Just minutes before we began to pray Compline tonight the abbey church was invaded by teenagers. They were pretty much on schedule since these Confirmation groups visit the monastery on a regular cycle. In the evening, as the sun is going down, you see car after car pulling up in front of the guest house and you know there's going to be a crowd at Compline. A candidate in the novitiate, who comes from Aruba, was startled one night by another Confirmation group, turning in choir and staring at the whispering, giggling stampede filing into church in the semi-darkness. He later told me he was struck that the monks didn't show the slightest annoyance at the noise. Compline is prayed in the dark — the only one of the prayer services that the monks memorize in its entirety. This gives the prayer service something of the quality of a lullaby as the cantor intones: "Te lucis ante terminum . . ." You might expect that a bunch of teenagers huddled together might be restless and bored watching the monks pray in the dark — and often they are. So it was surprising to find them, as I did tonight, sitting very still, very quiet and very attentive. It was actually a little disconcerting. I could feel them watching us and wondered what they were thinking. They were a powerful presence in the back of the church and I began to feel an ache in my heart as if I were singing a lullaby and these young people were my own children.

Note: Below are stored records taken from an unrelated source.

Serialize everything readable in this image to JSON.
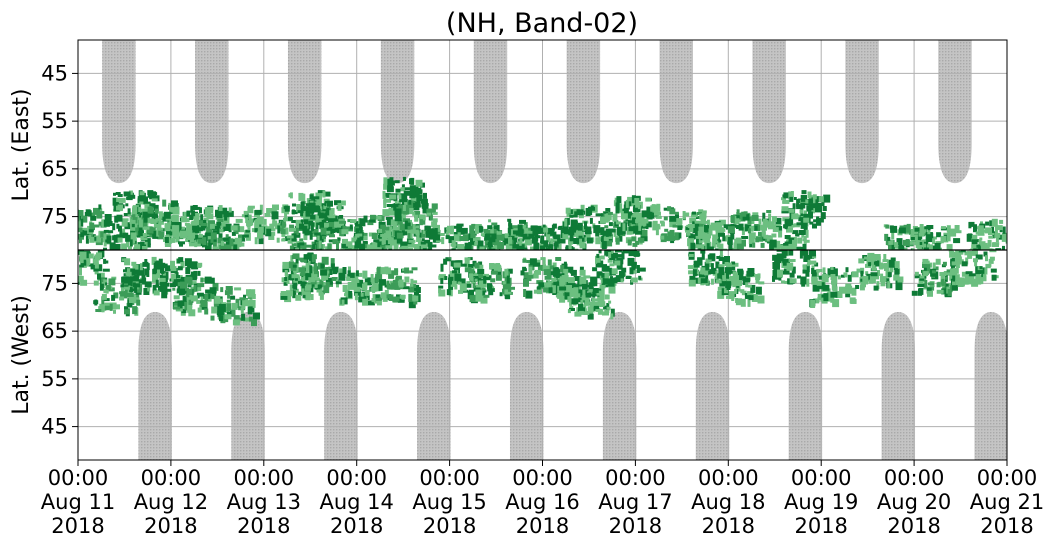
{
  "chart_data": {
    "type": "heatmap",
    "title": "(NH, Band-02)",
    "upper_panel": {
      "ylabel": "Lat. (East)",
      "yticks": [
        "45",
        "55",
        "65",
        "75"
      ],
      "ylim": [
        38,
        82
      ]
    },
    "lower_panel": {
      "ylabel": "Lat. (West)",
      "yticks": [
        "75",
        "65",
        "55",
        "45"
      ],
      "ylim": [
        82,
        38
      ]
    },
    "xtick_labels": [
      [
        "00:00",
        "Aug 11",
        "2018"
      ],
      [
        "00:00",
        "Aug 12",
        "2018"
      ],
      [
        "00:00",
        "Aug 13",
        "2018"
      ],
      [
        "00:00",
        "Aug 14",
        "2018"
      ],
      [
        "00:00",
        "Aug 15",
        "2018"
      ],
      [
        "00:00",
        "Aug 16",
        "2018"
      ],
      [
        "00:00",
        "Aug 17",
        "2018"
      ],
      [
        "00:00",
        "Aug 18",
        "2018"
      ],
      [
        "00:00",
        "Aug 19",
        "2018"
      ],
      [
        "00:00",
        "Aug 20",
        "2018"
      ],
      [
        "00:00",
        "Aug 21",
        "2018"
      ]
    ],
    "xlim_days": [
      0,
      10
    ],
    "grid": true,
    "colors": {
      "no_data": "#bdbdbd",
      "strong": "#0e7a36",
      "moderate": "#3c9c58",
      "weak": "#6cbf80",
      "grid": "#b0b0b0"
    },
    "no_data_regions": {
      "upper": [
        {
          "center_day": 0.44,
          "half_width_days": 0.18,
          "min_lat": 68
        },
        {
          "center_day": 1.44,
          "half_width_days": 0.18,
          "min_lat": 68
        },
        {
          "center_day": 2.44,
          "half_width_days": 0.18,
          "min_lat": 68
        },
        {
          "center_day": 3.44,
          "half_width_days": 0.18,
          "min_lat": 68
        },
        {
          "center_day": 4.44,
          "half_width_days": 0.18,
          "min_lat": 68
        },
        {
          "center_day": 5.44,
          "half_width_days": 0.18,
          "min_lat": 68
        },
        {
          "center_day": 6.44,
          "half_width_days": 0.18,
          "min_lat": 68
        },
        {
          "center_day": 7.44,
          "half_width_days": 0.18,
          "min_lat": 68
        },
        {
          "center_day": 8.44,
          "half_width_days": 0.18,
          "min_lat": 68
        },
        {
          "center_day": 9.44,
          "half_width_days": 0.18,
          "min_lat": 68
        }
      ],
      "lower": [
        {
          "center_day": 0.83,
          "half_width_days": 0.18,
          "min_lat": 69
        },
        {
          "center_day": 1.83,
          "half_width_days": 0.18,
          "min_lat": 69
        },
        {
          "center_day": 2.83,
          "half_width_days": 0.18,
          "min_lat": 69
        },
        {
          "center_day": 3.83,
          "half_width_days": 0.18,
          "min_lat": 69
        },
        {
          "center_day": 4.83,
          "half_width_days": 0.18,
          "min_lat": 69
        },
        {
          "center_day": 5.83,
          "half_width_days": 0.18,
          "min_lat": 69
        },
        {
          "center_day": 6.83,
          "half_width_days": 0.18,
          "min_lat": 69
        },
        {
          "center_day": 7.83,
          "half_width_days": 0.18,
          "min_lat": 69
        },
        {
          "center_day": 8.83,
          "half_width_days": 0.18,
          "min_lat": 69
        },
        {
          "center_day": 9.83,
          "half_width_days": 0.18,
          "min_lat": 69
        }
      ]
    },
    "activity_clusters": {
      "upper": [
        {
          "day": 0.02,
          "lat": 76,
          "level": "moderate"
        },
        {
          "day": 0.5,
          "lat": 78,
          "level": "strong"
        },
        {
          "day": 0.6,
          "lat": 73,
          "level": "strong"
        },
        {
          "day": 0.8,
          "lat": 75,
          "level": "moderate"
        },
        {
          "day": 1.1,
          "lat": 77,
          "level": "weak"
        },
        {
          "day": 1.4,
          "lat": 76,
          "level": "strong"
        },
        {
          "day": 1.5,
          "lat": 79,
          "level": "moderate"
        },
        {
          "day": 2.0,
          "lat": 76,
          "level": "weak"
        },
        {
          "day": 2.4,
          "lat": 79,
          "level": "moderate"
        },
        {
          "day": 2.45,
          "lat": 73,
          "level": "strong"
        },
        {
          "day": 2.6,
          "lat": 75,
          "level": "strong"
        },
        {
          "day": 2.8,
          "lat": 79,
          "level": "moderate"
        },
        {
          "day": 3.2,
          "lat": 78,
          "level": "moderate"
        },
        {
          "day": 3.5,
          "lat": 80,
          "level": "weak"
        },
        {
          "day": 3.5,
          "lat": 70,
          "level": "strong"
        },
        {
          "day": 3.6,
          "lat": 75,
          "level": "moderate"
        },
        {
          "day": 3.9,
          "lat": 80,
          "level": "strong"
        },
        {
          "day": 4.3,
          "lat": 80,
          "level": "moderate"
        },
        {
          "day": 4.6,
          "lat": 79,
          "level": "moderate"
        },
        {
          "day": 4.9,
          "lat": 80,
          "level": "strong"
        },
        {
          "day": 5.2,
          "lat": 80,
          "level": "strong"
        },
        {
          "day": 5.45,
          "lat": 76,
          "level": "strong"
        },
        {
          "day": 5.85,
          "lat": 77,
          "level": "moderate"
        },
        {
          "day": 6.0,
          "lat": 74,
          "level": "weak"
        },
        {
          "day": 6.5,
          "lat": 76,
          "level": "moderate"
        },
        {
          "day": 6.8,
          "lat": 79,
          "level": "weak"
        },
        {
          "day": 7.2,
          "lat": 77,
          "level": "moderate"
        },
        {
          "day": 7.6,
          "lat": 78,
          "level": "weak"
        },
        {
          "day": 7.8,
          "lat": 73,
          "level": "strong"
        },
        {
          "day": 8.9,
          "lat": 80,
          "level": "moderate"
        },
        {
          "day": 9.2,
          "lat": 80,
          "level": "weak"
        },
        {
          "day": 9.8,
          "lat": 79,
          "level": "weak"
        }
      ],
      "lower": [
        {
          "day": 0.05,
          "lat": 79,
          "level": "strong"
        },
        {
          "day": 0.4,
          "lat": 73,
          "level": "moderate"
        },
        {
          "day": 0.7,
          "lat": 77,
          "level": "strong"
        },
        {
          "day": 1.05,
          "lat": 77,
          "level": "strong"
        },
        {
          "day": 1.25,
          "lat": 73,
          "level": "moderate"
        },
        {
          "day": 1.65,
          "lat": 71,
          "level": "moderate"
        },
        {
          "day": 2.4,
          "lat": 76,
          "level": "weak"
        },
        {
          "day": 2.5,
          "lat": 78,
          "level": "moderate"
        },
        {
          "day": 3.0,
          "lat": 75,
          "level": "weak"
        },
        {
          "day": 3.4,
          "lat": 75,
          "level": "moderate"
        },
        {
          "day": 4.1,
          "lat": 77,
          "level": "strong"
        },
        {
          "day": 4.4,
          "lat": 76,
          "level": "moderate"
        },
        {
          "day": 5.0,
          "lat": 77,
          "level": "moderate"
        },
        {
          "day": 5.3,
          "lat": 75,
          "level": "strong"
        },
        {
          "day": 5.5,
          "lat": 72,
          "level": "weak"
        },
        {
          "day": 5.8,
          "lat": 79,
          "level": "strong"
        },
        {
          "day": 6.8,
          "lat": 79,
          "level": "strong"
        },
        {
          "day": 7.1,
          "lat": 75,
          "level": "weak"
        },
        {
          "day": 7.7,
          "lat": 79,
          "level": "strong"
        },
        {
          "day": 8.1,
          "lat": 75,
          "level": "weak"
        },
        {
          "day": 8.6,
          "lat": 78,
          "level": "weak"
        },
        {
          "day": 9.2,
          "lat": 77,
          "level": "moderate"
        },
        {
          "day": 9.6,
          "lat": 79,
          "level": "weak"
        }
      ]
    }
  }
}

I will never be a parent or sing a child to sleep but, tonight, I had a taste of what that might be like. I found myself really wanting those young people to sleep well tonight, to sleep secure and be safe in a world that is not safe, to not be anxious or afraid but at peace and hopeful about tomorrow even as darkness falls. And as I sang to them, I had a premonition that something was passing away. What is passing? A Fall day that will never come again? My own youth dwindling to middle age? No — something bigger. An era is passing away. The brash youth of an over-confident America is giving way to the sober realism of a chastened adulthood and innocent children are witnessing the crisis. Tonight, forty of them sat gazing into the darkness where a monk they will never meet and whose face they could not see, prayed they would know as he knows that every ending is only another step toward the fulfillment of Jesus' promise. It has not entered the human mind, nor has the human heart imagined what lies in store for those who love Him.